State Number of people contacted about missing stimulus money
Alabama 148,242
Alaska 30,807
Arizona 239,037
Arkansas 91,386
California 1,186,896
Colorado 177,502
Connecticut 89,458
Delaware 32,875
District of Columbia 33,964
Florida 567,425
Georgia 348,631
Hawaii 48,767
Iowa 71,382
Idaho 40,943
Illinois 309,972
Indiana 150,154
Kansas 69,595
Kentucky 117,136
Louisiana 159,575
Maine 32,346
Maryland 192,153
Massachusetts 187,768
Michigan 270,590
Minnesota 115,914
Mississippi 86,669
Missouri 159,077
Montana 30,977
Nebraska 38,201
Nevada 94,472
New Hampshire 29,680
New Jersey 216,145
New Mexico 72,333
New York 537,726
North Carolina 245,623
North Dakota 19,596
Ohio 283,194
Oklahoma 123,473
Oregon 131,647
Pennsylvania 276,066
Rhode Island 24,686
South Carolina 142,382
South Dakota 19,391
Tennessee 171,065
Texas 796,525
Utah 69,140
Vermont 13,665
Virginia 205,600
Washington 203,978
West Virginia 27,788
Wisconsin 111,426
Wyoming 14,506

Data source: IRS.

What should you do if you might be one of the many missing your payment?

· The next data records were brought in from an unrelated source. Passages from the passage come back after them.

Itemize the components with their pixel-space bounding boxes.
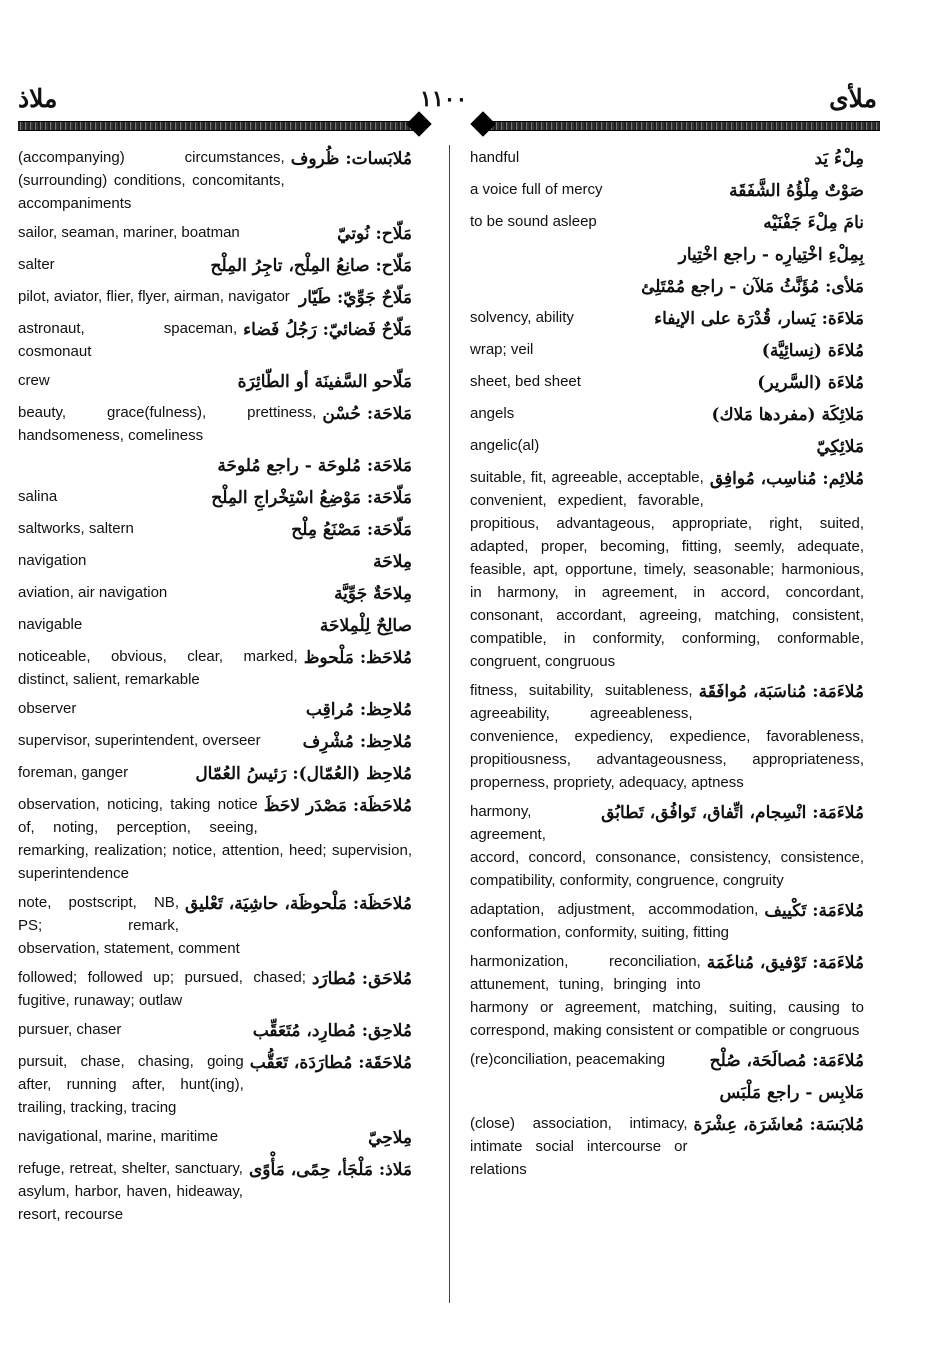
dictionary-entry xyxy=(470,306,864,332)
arabic-headword: مُلاحِظ: مُراقِب xyxy=(305,700,412,720)
arabic-headword: مِلاحِيّ xyxy=(368,1128,412,1148)
dictionary-entry xyxy=(470,274,864,300)
english-definition: pursuer, chaser xyxy=(18,1021,122,1038)
arabic-headword: مَلّاحٌ فَضائيّ: رَجُلُ فَضاء xyxy=(243,320,412,340)
right-diamond-ornament xyxy=(470,111,495,136)
english-definition: (close) association, intimacy, intimate social intercourse or relations xyxy=(470,1115,688,1178)
dictionary-entry xyxy=(470,679,864,794)
arabic-headword: بِمِلْءِ اخْتِيارِه - راجع اخْتِيار xyxy=(678,245,864,265)
english-definition: navigation xyxy=(18,552,87,569)
page-number: ١١٠٠ xyxy=(420,86,468,112)
arabic-headword: مَلاذ: مَلْجَأ، حِمًى، مَأْوًى xyxy=(248,1160,412,1180)
arabic-headword: مُلابَسات: ظُروف xyxy=(290,149,412,169)
english-definition: observation, noticing, taking notice of, noting, perception, seeing, remarking, realization; notice, attention, heed; supervision, superintendence xyxy=(18,796,412,882)
arabic-headword: مُلائِم: مُناسِب، مُوافِق xyxy=(709,469,864,489)
arabic-headword: مَلّاحٌ جَوِّيّ: طَيّار xyxy=(299,288,412,308)
arabic-headword: مَلّاح: صانِعُ المِلْح، تاجِرُ المِلْح xyxy=(210,256,412,276)
dictionary-entry xyxy=(470,950,864,1042)
arabic-headword: مَلّاحو السَّفينَة أو الطّائِرَة xyxy=(237,372,412,392)
english-definition: sheet, bed sheet xyxy=(470,373,581,390)
english-definition: to be sound asleep xyxy=(470,213,597,230)
dictionary-entry xyxy=(18,549,412,575)
dictionary-entry xyxy=(470,1112,864,1181)
left-diamond-ornament xyxy=(406,111,431,136)
english-definition: harmonization, reconciliation, attunement, tuning, bringing into harmony or agreement, matching, suiting, causing to correspond, making consistent or compatible or congruous xyxy=(470,953,864,1039)
english-definition: crew xyxy=(18,372,50,389)
left-running-head: ملاذ xyxy=(18,84,58,113)
arabic-headword: مَلائِكَة (مفردها مَلاك) xyxy=(711,405,864,425)
arabic-headword: مُلاءَمَة: مُصالَحَة، صُلْح xyxy=(709,1051,864,1071)
arabic-headword: مُلابَسَة: مُعاشَرَة، عِشْرَة xyxy=(693,1115,864,1135)
dictionary-entry xyxy=(18,793,412,885)
arabic-headword: مَلاحَة: مُلوحَة - راجع مُلوحَة xyxy=(217,456,412,476)
english-definition: followed; followed up; pursued, chased; fugitive, runaway; outlaw xyxy=(18,969,306,1009)
dictionary-entry xyxy=(18,369,412,395)
arabic-headword: مُلاءَمَة: تَوْفيق، مُناغَمَة xyxy=(706,953,864,973)
dictionary-entry xyxy=(18,1018,412,1044)
dictionary-entry xyxy=(470,466,864,673)
arabic-headword: مُلاءَمَة: تَكْييف xyxy=(764,901,864,921)
dictionary-entry xyxy=(470,1048,864,1074)
english-definition: harmony, agreement, accord, concord, consonance, consistency, consistence, compatibility, conformity, congruence, congruity xyxy=(470,803,864,889)
dictionary-entry xyxy=(470,1080,864,1106)
arabic-headword: نامَ مِلْءَ جَفْنَيْه xyxy=(763,213,864,233)
dictionary-entry xyxy=(18,729,412,755)
dictionary-entry xyxy=(470,402,864,428)
dictionary-entry xyxy=(470,434,864,460)
english-definition: sailor, seaman, mariner, boatman xyxy=(18,224,240,241)
dictionary-entry xyxy=(18,453,412,479)
dictionary-entry xyxy=(18,285,412,311)
arabic-headword: مُلاحِق: مُطارِد، مُتَعَقِّب xyxy=(252,1021,412,1041)
english-definition: suitable, fit, agreeable, acceptable, convenient, expedient, favorable, propitious, advantageous, appropriate, right, suited, adapted, proper, becoming, fitting, seemly, adequate, feasible, apt, opportune, timely, seasonable; harmonious, in harmony, in agreement, in accord, concordant, consonant, accordant, agreeing, matching, consistent, compatible, in conformity, conforming, conformable, congruent, congruous xyxy=(470,469,864,670)
english-definition: solvency, ability xyxy=(470,309,574,326)
english-definition: salina xyxy=(18,488,58,505)
dictionary-entry xyxy=(470,210,864,236)
dictionary-entry xyxy=(18,645,412,691)
dictionary-entry xyxy=(470,898,864,944)
english-definition: note, postscript, NB, PS; remark, observation, statement, comment xyxy=(18,894,240,957)
dictionary-entry xyxy=(470,338,864,364)
arabic-headword: مُلاحَظ: مَلْحوظ xyxy=(303,648,412,668)
arabic-headword: مِلْءُ يَد xyxy=(814,149,864,169)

If you suspect you may be one of the thousands in your state who didn't receive their stimulus money, you should take swift action. You can visit the online tool called "Non-filers: Enter Payment Info Here" to provide the IRS with details about your income, dependents, and where to deposit your payment.

You will need to complete this online form by Oct. 15 if you want to receive your money this year. If you don't, the only way to claim your funds will be to wait until the IRS starts accepting 2020 tax returns -- which will probably be sometime in January 2021 -- and then submit a 1040 form.

Obviously, it's much more complicated to submit a full tax return than just use the online form. And almost all the people who didn't get their payment won't have to file taxes, so they'd have to go through the hassle solely to secure their COVID-19 money. While this is worth doing for a payment that could total thousands of dollars, it involves more effort and more potential expense than simply using the online form now.

Will other Americans receive another stimulus check?

If you've already received your stimulus payment, sadly you should not expect any more money to come from Washington D.C. Lawmakers have been engaged in fruitless COVID-19 relief negotiations for months and the chances of them successfully passing a bill have dwindled to almost nothing.

Without more money on its way, it's especially important to shore up your finances during the current recession. If you have a mortgage loan, refinancing at today's record low rates could very well drop your payment and reduce your monthly obligations. And everyone -- homeowner or not -- should put more cash in the bank to bulk up their emergency fund.

Prepare for the possibility that there won't be an additional stimulus payout by making smart financial moves now. That way, you won't have to rely on aid from Washington that might never arrive.